You can find the code for this article here: Google Colab. If you are new to Google Colab, you can follow this guide on getting set up. As always, if you face any issues, join our Slack Community and a member of our team will help.

1. Installation

We first begin by installing the relevant modules needed for this example. We install the open clip and datasets libraries which will allow us to load our embedding models and datasets, respectively.


pip install open_clip_torch
pip install datasets

2. Load a Dataset

Since we are performing ecommerce image classification, we will need an ecommerce or fashion dataset. For this demo, we choose ceyda/fashion-products-small which is a small collection of fashion products.
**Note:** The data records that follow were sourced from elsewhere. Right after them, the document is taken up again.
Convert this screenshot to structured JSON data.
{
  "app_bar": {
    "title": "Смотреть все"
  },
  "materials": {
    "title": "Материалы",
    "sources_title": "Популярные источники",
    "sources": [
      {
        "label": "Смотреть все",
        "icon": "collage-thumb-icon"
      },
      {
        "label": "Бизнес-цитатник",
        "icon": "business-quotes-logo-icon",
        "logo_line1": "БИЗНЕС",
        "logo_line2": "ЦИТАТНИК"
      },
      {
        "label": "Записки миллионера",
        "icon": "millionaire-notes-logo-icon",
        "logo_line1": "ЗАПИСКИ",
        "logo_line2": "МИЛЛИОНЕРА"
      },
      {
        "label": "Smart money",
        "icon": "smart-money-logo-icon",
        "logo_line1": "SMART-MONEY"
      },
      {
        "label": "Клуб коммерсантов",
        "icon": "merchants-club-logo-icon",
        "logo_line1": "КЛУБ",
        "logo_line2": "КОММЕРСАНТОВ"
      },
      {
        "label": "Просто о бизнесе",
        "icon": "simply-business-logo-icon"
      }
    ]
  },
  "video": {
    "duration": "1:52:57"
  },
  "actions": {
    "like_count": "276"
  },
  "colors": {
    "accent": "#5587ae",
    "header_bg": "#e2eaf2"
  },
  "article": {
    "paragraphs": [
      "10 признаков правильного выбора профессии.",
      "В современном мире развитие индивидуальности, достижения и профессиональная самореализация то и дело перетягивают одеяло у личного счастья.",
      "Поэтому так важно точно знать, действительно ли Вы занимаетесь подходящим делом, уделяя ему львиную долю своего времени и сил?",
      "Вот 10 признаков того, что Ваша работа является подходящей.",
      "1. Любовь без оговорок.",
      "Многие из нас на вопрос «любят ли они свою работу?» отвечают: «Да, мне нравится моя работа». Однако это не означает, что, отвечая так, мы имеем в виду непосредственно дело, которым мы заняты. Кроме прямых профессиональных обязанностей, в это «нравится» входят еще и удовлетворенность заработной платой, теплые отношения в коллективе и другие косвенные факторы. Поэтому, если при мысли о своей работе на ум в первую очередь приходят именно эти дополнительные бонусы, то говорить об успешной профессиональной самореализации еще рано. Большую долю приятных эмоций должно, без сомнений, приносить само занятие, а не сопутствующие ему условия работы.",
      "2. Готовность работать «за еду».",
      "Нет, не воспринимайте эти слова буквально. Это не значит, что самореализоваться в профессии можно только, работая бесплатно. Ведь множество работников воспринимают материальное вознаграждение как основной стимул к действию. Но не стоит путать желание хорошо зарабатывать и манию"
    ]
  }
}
from datasets import load_dataset

# Load the dataset
ds = load_dataset('ceyda/fashion-products-small')

Let's take a look at the features inside this dataset by printing ds. This outputs:


DatasetDict({
    train: Dataset({
        features: ['filename', 'link', 'id', 'masterCategory', 'gender', 'subCategory', 'image'],
        num_rows: 42700
    })
})

We see that we have filename, link, id, masterCategory, gender, subCategory and image. Let's print the first example from this dataset to see what these features mean:


entry = ds['train'][0]
entry

This outputs:


{'filename': '15970.jpg',
 'link': 'http://assets.myntassets.com/v1/images/style/properties/7a5b82d1372a7a5c6de67ae7a314fd91_images.jpg',
 'id': '15970',
 'masterCategory': 'Apparel',
 'gender': 'Men',
 'subCategory': 'Topwear',
 'image': <PIL.JpegImagePlugin.JpegImageFile image mode=RGB size=384x512>}

Thus, the features of the dataset are as follows:

filename: this is the filename of the image, indicating that the image is stored or identified with this name.
link: this is a URL link to the actual image file, which is hosted online. This link can be used to view or download the image.
id: this is a unique identifier for the image, which can be used to reference this specific item within the dataset.
masterCategory: this indicates the broad category under which this product falls.
gender: this specifies the intended gender for the product, in this case, men's clothing.
subCategory: this is a more specific category within the master category. "Topwear" indicates that the product is an item of clothing worn on the upper body, such as a shirt, t-shirt, or jacket.
image: this is a PIL (Python Imaging Library) image object, which allows for image manipulation and processing. It specifies the image mode (RGB, meaning it has red, green, and blue color channels) and the image size (384 pixels wide by 512 pixels tall).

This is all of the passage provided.